LG: You recently released your second Glacier full-length, “Above and Beside Me,” which has a more expansive feel, both production-wise and thematically, than “A Sunny Place for Shady People,” your first album. How was the process of making this record different from the first album? Will you be touring to support the release?
RM: I guess you could say “A Sunny Place” was the first time in my life that wrote “serious” music and lyrics and I had to get a lot out of my system. Lyrically, it’s all very personal and self-reflective, and actually has a lot to do with my having to deal with being a nerd in my youth and my obsession with fantasy/sci-fi as a way of escapism. It had actually started out as sci-fi rock opera or concept album, but at some point I got stuck in a rut with the story and thought, “Wait this is all ridiculous anyways, this is – or really should be – about me” – so at some point I turned it aound. Musically, I felt the need to try out a lot as well and quite possibly overdid it throwing in everything but the kitchen sink. After having to record everything live with Tocotronic on the last few records, I really started to appreciate the dynamic and the limits or dogmas that we set for ourselves that way. So I decided to incorporate more of that in the new Glacier record – finding a lot of inspiration in limiting the band instrumentally (especiallly the keyboards). It’s not all the original backing tracks, but playing the backing tracks live as a band does a lot for the dynamics, especially the drums. Thematically, it’s definitely more open as well, when writing lyrics I often start with a few words and see where they take me. It’s much more fun – whereas concepts can be a real pain most of the time.
Glacier (of Maine) – “Athens to Roam” from the album “Above and Beside Me”
LG: The track “Flanders Revisited” references the WWI poem, “In Flanders Fields.” The lines “The ones who sent you there/they’re far away, their sons don’t bear/the weight you hold” – for you, does this sentiment especially resonate in the context of the recent wars in Iraq and Afghanistan?
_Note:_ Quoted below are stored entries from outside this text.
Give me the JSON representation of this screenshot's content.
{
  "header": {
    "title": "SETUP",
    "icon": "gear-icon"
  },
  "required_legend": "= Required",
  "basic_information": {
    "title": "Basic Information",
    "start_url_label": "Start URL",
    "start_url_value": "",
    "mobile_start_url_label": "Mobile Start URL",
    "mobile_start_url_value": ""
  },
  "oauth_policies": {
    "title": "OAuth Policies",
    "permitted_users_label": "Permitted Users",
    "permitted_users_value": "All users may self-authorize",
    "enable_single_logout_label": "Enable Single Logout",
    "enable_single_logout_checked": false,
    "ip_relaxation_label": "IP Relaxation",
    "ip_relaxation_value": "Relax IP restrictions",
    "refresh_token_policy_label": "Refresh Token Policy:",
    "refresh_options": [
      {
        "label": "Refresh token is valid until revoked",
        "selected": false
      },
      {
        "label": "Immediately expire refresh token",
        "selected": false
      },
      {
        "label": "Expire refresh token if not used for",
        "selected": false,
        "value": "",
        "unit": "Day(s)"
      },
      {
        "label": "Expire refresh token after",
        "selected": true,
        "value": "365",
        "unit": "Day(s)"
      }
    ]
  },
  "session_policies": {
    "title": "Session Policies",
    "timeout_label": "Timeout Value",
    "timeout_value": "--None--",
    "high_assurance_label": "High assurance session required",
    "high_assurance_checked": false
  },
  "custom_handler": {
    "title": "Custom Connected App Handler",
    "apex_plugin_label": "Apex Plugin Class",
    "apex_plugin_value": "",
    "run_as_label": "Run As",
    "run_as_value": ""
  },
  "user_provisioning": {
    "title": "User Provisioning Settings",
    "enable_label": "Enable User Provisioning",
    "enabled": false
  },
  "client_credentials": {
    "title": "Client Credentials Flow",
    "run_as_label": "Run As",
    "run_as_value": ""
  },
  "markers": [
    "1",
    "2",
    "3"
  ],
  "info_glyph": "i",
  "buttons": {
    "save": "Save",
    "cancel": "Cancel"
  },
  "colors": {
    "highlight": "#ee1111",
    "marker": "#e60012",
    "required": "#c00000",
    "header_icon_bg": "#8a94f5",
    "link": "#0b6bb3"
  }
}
RM: I’m so glad you recognized it! I came real close to changing the title, because I was afraid that everyone here would think I wrote a song about Ned Flanders, from The Simpsons. This was the only song I sat down and wrote with a concept in mind. After seeing the Crosby, Stills, Nash & Young film Déjà Vu, and especially after the scene where Neil Young gets interviewed and asked why he wrote “Living with War” when he already had “his” war with Vietnam (and why we wouldn’t leave this one for the younger generation), he answers that he did at first but no one said anything. This really compelled me to write something, because even though there are German troops in Afghanistan, nobody really cares about the war here. Because of Germany’s history, most Germans have a healthy, extremely anti-military point of view, but that also includes not caring about the soldiers over there – because they volunteered for it. You could say this in theory about the Americans over there as well, but it’s not so simple black and white. Most of the troops there are reservists or National Guard because, after the Cold War ended, the active military cut back so extensively. I feel for those people because I don’t think when they signed up that they expected to have to go to war. In any case, after I decided I would like to write something about the wars, it was hard to come up with something that didn’t seem cheesy. I was actually watching a Peanuts episode with my son where they ended up in Normandy, and then in Flanders, where Linus then recited the poem “In Flander’s Fields,” I cried, and immediately knew that was it. I then sat down and wrote the lyrics like a mantra so that they repeated over and over again in the song. It was important for me to have this repetition because of the déjà vu of “history repeating itself” or what you could even call “neverending story.”